AASS Seminar - How structure in neural representations contributes to robust and efficient inference algorithms
29 augusti 2024 13:00 Hörsal T, Teknikhuset
For more information about the AASS Seminar Series, please contact:
Alessandro Saffiotti
The research centre AASS arranges a seminar with Christopher Kymn, UC Berkeley.
Remote attendance: https://oru-se.zoom.us/j/65096623293
Abstract
How can neuroscience inform algorithm development in computer science, and vice versa? In this talk, I will present two recent lines of effort by myself and collaborators on this question. First, I will introduce an algorithm for efficiently factoring visual scenes into their respective objects and locations. The framework extends previous algorithms based on neuroscience, including sparse coding and dynamic routing. Second, I will introduce a mathematical model of the hippocampus and entorhinal cortex possessing a large memory capacity and capable of performing robust path integration. The model makes useful predictions for experimental neuroscience, but it can also lead to useful performance on optimization algorithms. Both systems rely on the properties of random high-dimensional vectors, and on binding mechanisms proposed in cognitive science.

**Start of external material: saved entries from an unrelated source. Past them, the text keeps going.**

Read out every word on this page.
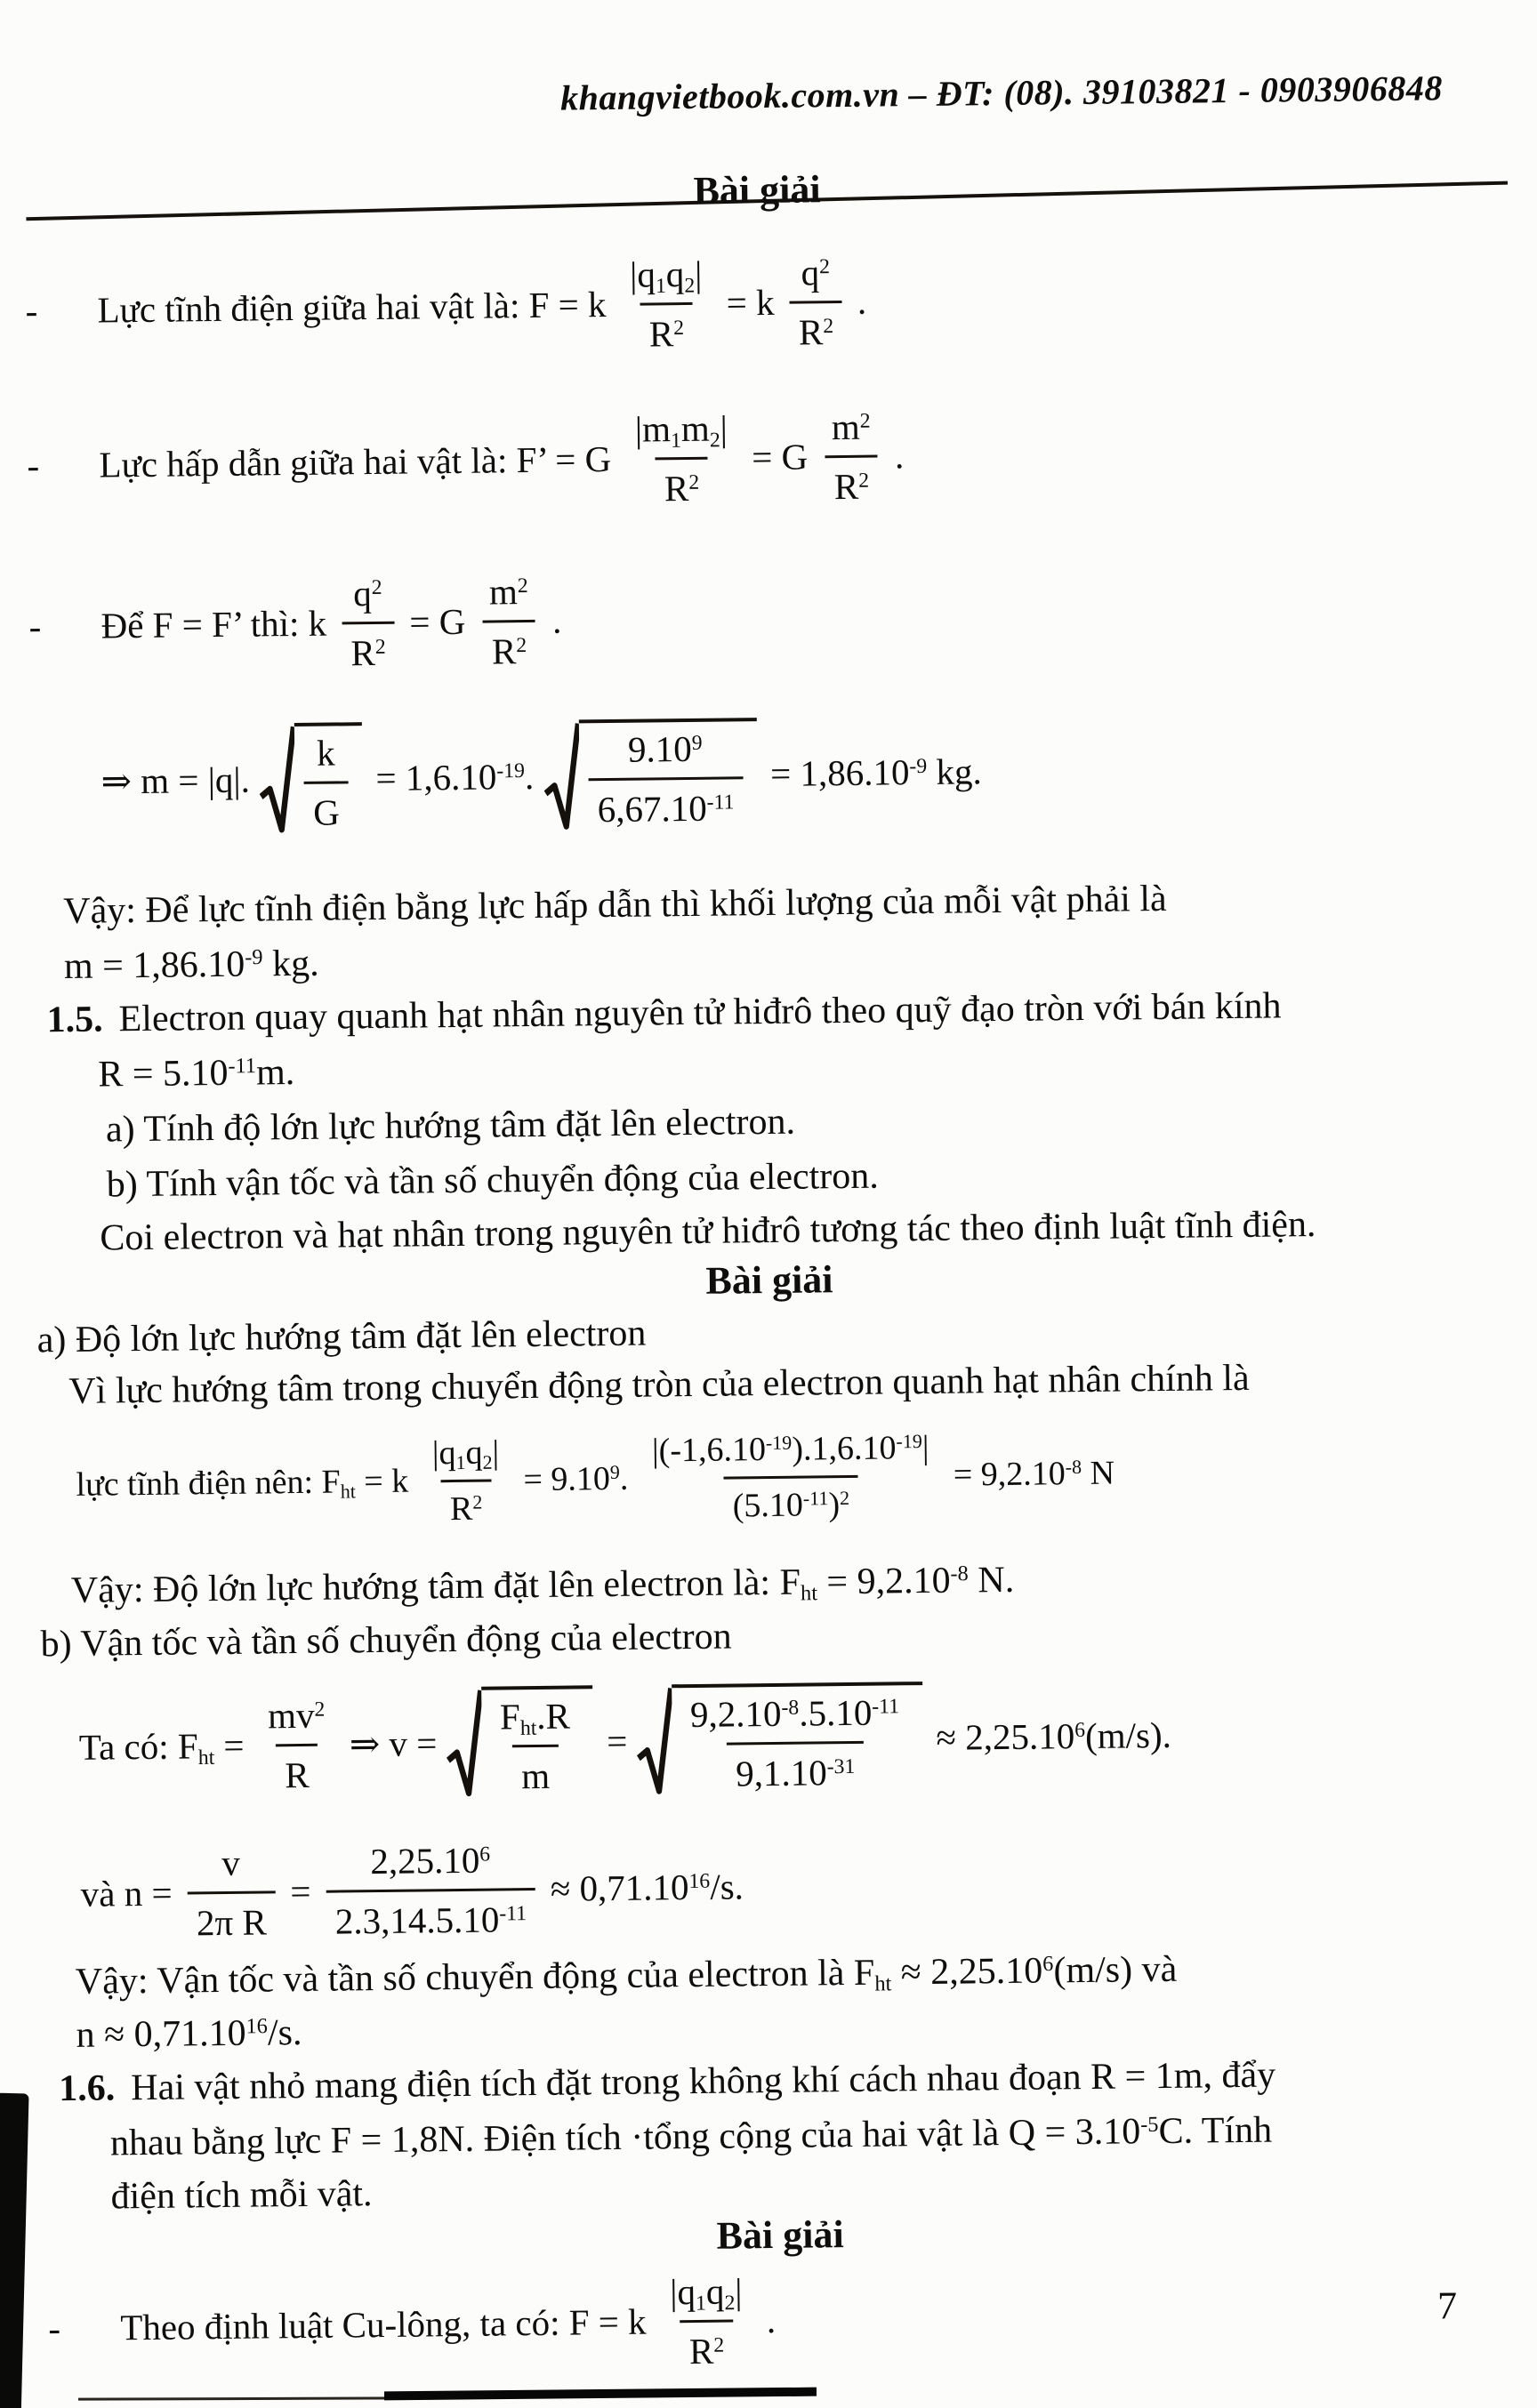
khangvietbook.com.vn – ĐT: (08). 39103821 - 0903906848
Bài giải
-	Lực tĩnh điện giữa hai vật là: F = k $\frac{|q_1q_2|}{R^2} = k \frac{q^2}{R^2}$ .
-	Lực hấp dẫn giữa hai vật là: F’ = G $\frac{|m_1m_2|}{R^2} = G \frac{m^2}{R^2}$ .
-	Để F = F’ thì: k $\frac{q^2}{R^2} = G \frac{m^2}{R^2}$ .
⇒ m = |q|. $\frac{k}{G} = 1,6.10^{-19}$. $\frac{9.10^9}{6,67.10^{-11}} = 1,86.10^{-9}$ kg.
Vậy: Để lực tĩnh điện bằng lực hấp dẫn thì khối lượng của mỗi vật phải là
$m = 1,86.10^{-9}$ kg.
1.5. Electron quay quanh hạt nhân nguyên tử hiđrô theo quỹ đạo tròn với bán kính
$R = 5.10^{-11}m$.
a) Tính độ lớn lực hướng tâm đặt lên electron.
b) Tính vận tốc và tần số chuyển động của electron.
Coi electron và hạt nhân trong nguyên tử hiđrô tương tác theo định luật tĩnh điện.
Bài giải
a) Độ lớn lực hướng tâm đặt lên electron
Vì lực hướng tâm trong chuyển động tròn của electron quanh hạt nhân chính là
lực tĩnh điện nên: $F_{ht} = k \frac{|q_1q_2|}{R^2} = 9.10^9$. $\frac{|(-1,6.10^{-19}).1,6.10^{-19}|}{(5.10^{-11})^2} = 9,2.10^{-8}$ N
Vậy: Độ lớn lực hướng tâm đặt lên electron là: $F_{ht} = 9,2.10^{-8}$ N.
b) Vận tốc và tần số chuyển động của electron
Ta có: $F_{ht} = \frac{mv^2}{R}$ ⇒ $v = \frac{F_{ht}.R}{m} = \frac{9,2.10^{-8}.5.10^{-11}}{9,1.10^{-31}} \approx 2,25.10^6(m/s)$.
và $n = \frac{v}{\text{2π R}} = \frac{2,25.10^6}{2.3,14.5.10^{-11}} \approx 0,71.10^{16}/s$.
Vậy: Vận tốc và tần số chuyển động của electron là $F_{ht} \approx 2,25.10^6(m/s)$ và
$n \approx 0,71.10^{16}/s$.
1.6. Hai vật nhỏ mang điện tích đặt trong không khí cách nhau đoạn R = 1m, đẩy
nhau bằng lực F = 1,8N. Điện tích ·tổng cộng của hai vật là $Q = 3.10^{-5}C$. Tính
điện tích mỗi vật.
Bài giải
-	Theo định luật Cu-lông, ta có: F = k $\frac{|q_1q_2|}{R^2}$ .	7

These results suggest that binding operations are a useful primitive in neural computation for both brains and machines.
Short bio
Christopher Kymn is a final year Ph.D. student in the Redwood Center for Theoretical Neuroscience at University of California, Berkeley. He received a M.Sc. in neurosciences from LMU Munich and an A.B. in computer science and philosophy from Dartmouth College. His current research interests center around theoretical neuroscience and machine learning, using techniques from hyperdimensional computing, sparse coding, and attractor neural networks.